Open opi opened 6 years ago
We'll need to make sure people can still use third party API for sending via SMTP. Sometimes it can just be part of the same UI but I saw this https://www.drupal.org/project/postmark required an alternative to SMTP module.
We also need to think about how to bake in HTML-enabled emails. Include MimeMail, or https://www.drupal.org/project/swiftmailer or use PHP Mailer for that?
The Postmark module uses the Postmark service. It would be like using the Mandrill module, SendGrid Integration module, or other similar modules in that they require and only work with their respective services.
I have more experience with the PHPMailer library and the SMTP module and PHPMailer module, since they have been around much longer. When I last looked at the Swift Mailer module, it was quite limited in what it provided. It's possible that has changed over the years.
Also, note that the version of the PHPMailer library that is included in the SMTP module (both for Backdrop and Drupal) is several years old and should not be used.
Regarding HTML emails, neither the Swift Mailer nor PHPMailer libraries provide for creating HTML messages, they only format the structure of the email so that HTML messages are possible. You would still need something else to create a correctly formatted HTML message body. Now, it seems as though the Swift Mailer module includes some facility for making that happen, which is either new since I last looked at it or didn't work then, but that was quite some time ago. To include HTML message bodies with the PHPMailer library (using either of the modules), you will need to have the Mime Mail module. Those work quite well together.
We'll need to make sure people can still use third party API for sending via SMTP.

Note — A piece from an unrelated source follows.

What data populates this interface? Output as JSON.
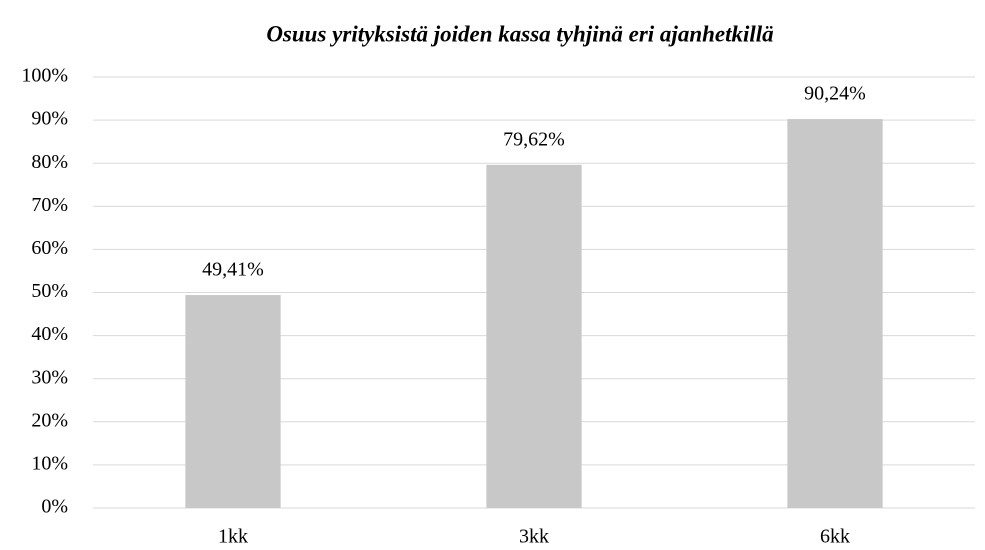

Using a third party API is different from using a third party SMTP. In both case, one need to define a different system.mail.default-system
;
In my understanding, this issue is to provide another mail system in core (beside DefaultMailSystem
) to handle SMTP servers. Am I right ?
I presume this must mean that rather than send email from a Backdrop site, via PHP mail to the local SMTP server (in my case Sendmail running on localhost), one could send to an external mail service's SMTP server, presumably bypassing PHP mail.
The difficulty with using one's local SMTP server is that there is a signicant risk that something will go wrong and perhaps, through no fault of your own, your SMTP server gets on a blacklist. Or some receiving server is badly configured and is declining to accept perfectly legitimate email. I use Views-Send to send out to a fairly limited mailing list, using Mimemail so that HTML email can be suitably formatted, and over the years have experienced occasional difficulties with other 'small player' receiving servers.

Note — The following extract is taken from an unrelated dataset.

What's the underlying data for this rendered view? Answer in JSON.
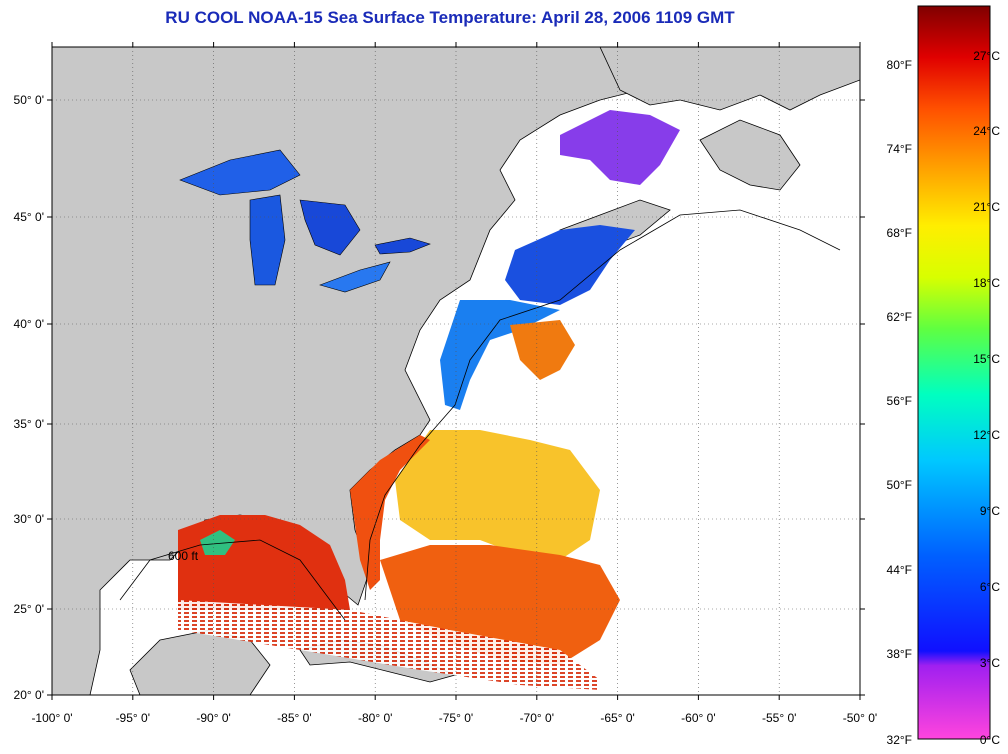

So yes, it would be good to be able to identify an alternative and 99.9% reliable SMTP service where someone else takes responsibility for keeping off blacklists.

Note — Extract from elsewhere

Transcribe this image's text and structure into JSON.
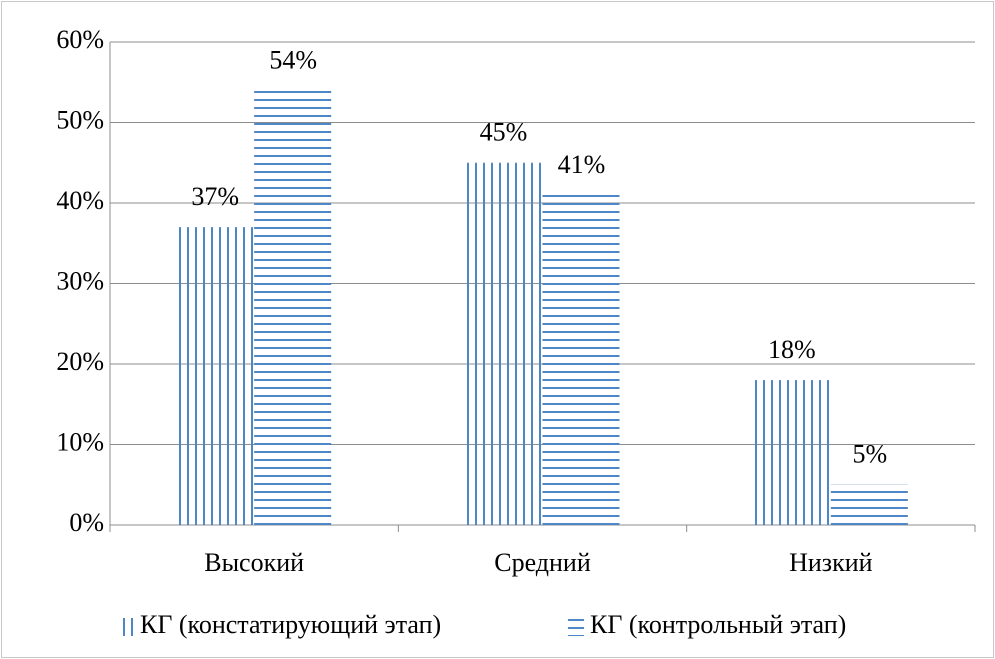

Is a Backdrop Contrib Module equivalent of something like this what we need? https://en-gb.wordpress.org/plugins/wp-mail-smtp/
Is a Backdrop Contrib Module equivalent of something like this what we need?
We already have it.
That is good to know, thank you.
@opi I think we should rename this issue. It's not just about SMTP, but about getting SMTP to play nicely with HTML formatting (for example, what MimeMail does). I think parts of the Mailsystem module should go into core, particularly the 3.x branch.
It's not just about SMTP, but about getting SMTP to play nicely with HTML formatting (for example, what MimeMail does).
SMTP is mail transport. SMTP doesn't care if it's plain text, HTML, has a dozen MIME parts for attachments, or international characters. You hand it a fully-formed email (headers and body), tell it the envelope To:
and From:
(need not be the same as the real To/From), and it sends it. It may add an X-Mailer:
header or X-ShamelessPlug: Powered by Backdrop
. It may Base64 encode the body to adhere to mail transport standards, but even this is better handled by a higher layer. Anything else is outside the scope of SMTP.
MIMEMail is packaging. Given a number of parts with names/IDs and types, MIMEMail creates the internal structure of the mail. It does not care if it there is an HTML portion, or if that HTML is XHTML 4.03 or HTML5. It may throw a warning if you hand it JSON and tell it "image/gif", but that shouldn't stop it from building the body. Even converting an HTML part to a plain text alternative should be done at a higher level. Should it be stripped down plain text or Rich Text? How about a PDF alternative?
Formatting HTML mail is composition, not transport, nor packaging. An HTML email doesn't care if it is being sent to the local mail daemon via mail()
, via SMTP to your in-office mail server, or to a UUNET gateway destined for the last remaining FidoNet BBS. Nor does it care how it's being packaged. There could be an intermediate layer that does additional processing, like Emogrifier converting CSS files to inline, or maybe stripping out large attachments to send via a file sharing service.
HTML != MIME != SMTP. Keep them separate.
@jlfranklin thank you for the overview. I'm aware of all this. We're talking in the context of how Drupal and Backdrop deal with this and the contrib modules. So it's a matter of getting some improvements into core with existing solutions.
To help keep my proposal focused, I've added it here: https://github.com/backdrop/backdrop-issues/issues/3218
Following this discussion on Gitter :
Describe your issue or idea
Administration interface should provide an easy way to configure an external SMTP server to send every email from Backdrop.